I have an infocus lp500. It gets very hot and has a smell. Its not a bad smell... i guess its just the smell of hot electronics. Is there a way to cool this projector? should i take it to a tech shop? I had in my possession 2 other projectors like this one. they had broken parts and wouldnt work by themselves but i tried putting some of the other parts into this one, but none of them worked.


----------



## V0lt (Sep 14, 2002)

Are all the fan ports left uncovered? Make sure to put it on a flat surface and see if it still gets hot. If it's still under warranty, I would call inFocus and ask them if this is commonly reported.


----------



## cotir2005 (Apr 18, 2007)

Its a few years old. It was given to me by my college.
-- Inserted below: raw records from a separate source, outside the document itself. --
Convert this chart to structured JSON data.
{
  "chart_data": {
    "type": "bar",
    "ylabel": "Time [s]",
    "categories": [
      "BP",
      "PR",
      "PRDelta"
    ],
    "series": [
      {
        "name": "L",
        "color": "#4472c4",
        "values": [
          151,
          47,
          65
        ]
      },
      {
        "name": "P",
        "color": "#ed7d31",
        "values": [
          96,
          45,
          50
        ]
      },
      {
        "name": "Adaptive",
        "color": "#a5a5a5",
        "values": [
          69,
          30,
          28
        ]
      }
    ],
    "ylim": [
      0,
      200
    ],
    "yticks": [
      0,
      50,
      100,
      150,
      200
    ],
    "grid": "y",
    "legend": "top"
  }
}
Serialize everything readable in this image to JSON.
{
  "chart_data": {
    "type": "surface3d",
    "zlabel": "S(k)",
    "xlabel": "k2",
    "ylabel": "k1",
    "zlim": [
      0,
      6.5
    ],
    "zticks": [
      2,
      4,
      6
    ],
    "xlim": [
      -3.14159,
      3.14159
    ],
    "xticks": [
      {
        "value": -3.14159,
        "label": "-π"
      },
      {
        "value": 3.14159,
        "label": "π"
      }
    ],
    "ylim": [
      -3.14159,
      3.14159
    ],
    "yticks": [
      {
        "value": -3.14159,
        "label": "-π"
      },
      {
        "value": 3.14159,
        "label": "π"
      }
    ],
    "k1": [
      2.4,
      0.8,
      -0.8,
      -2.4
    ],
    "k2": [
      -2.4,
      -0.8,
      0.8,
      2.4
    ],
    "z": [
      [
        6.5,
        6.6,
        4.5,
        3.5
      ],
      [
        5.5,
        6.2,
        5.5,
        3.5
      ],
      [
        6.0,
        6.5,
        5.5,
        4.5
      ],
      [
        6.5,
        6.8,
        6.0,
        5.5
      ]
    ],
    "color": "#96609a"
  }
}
They got all new projectors and they gave the students working in the IT department all the old ones. All the fans are working.


----------



## V0lt (Sep 14, 2002)

Interesting. Did it always do this, or did it start after you tried the parts swap?


----------



## cotir2005 (Apr 18, 2007)

I tried the parts swap because it got so hot. I thought maybe the original fans were bad or backwards.


----------



## yustr (Sep 27, 2004)

How hot is hot? If it still works then I'd not mess with it. But, you work in the IT section so you know your way around components. Why not cut some holes in the case and hook up some PC fans? Like THIS GUY did?


----------



## cotir2005 (Apr 18, 2007)

that many fans may be a little over kill but i can look around. im going to try to put one on the front by the vent. Id rather not cut up the case if i can get away with something else. Thanks for the info


----------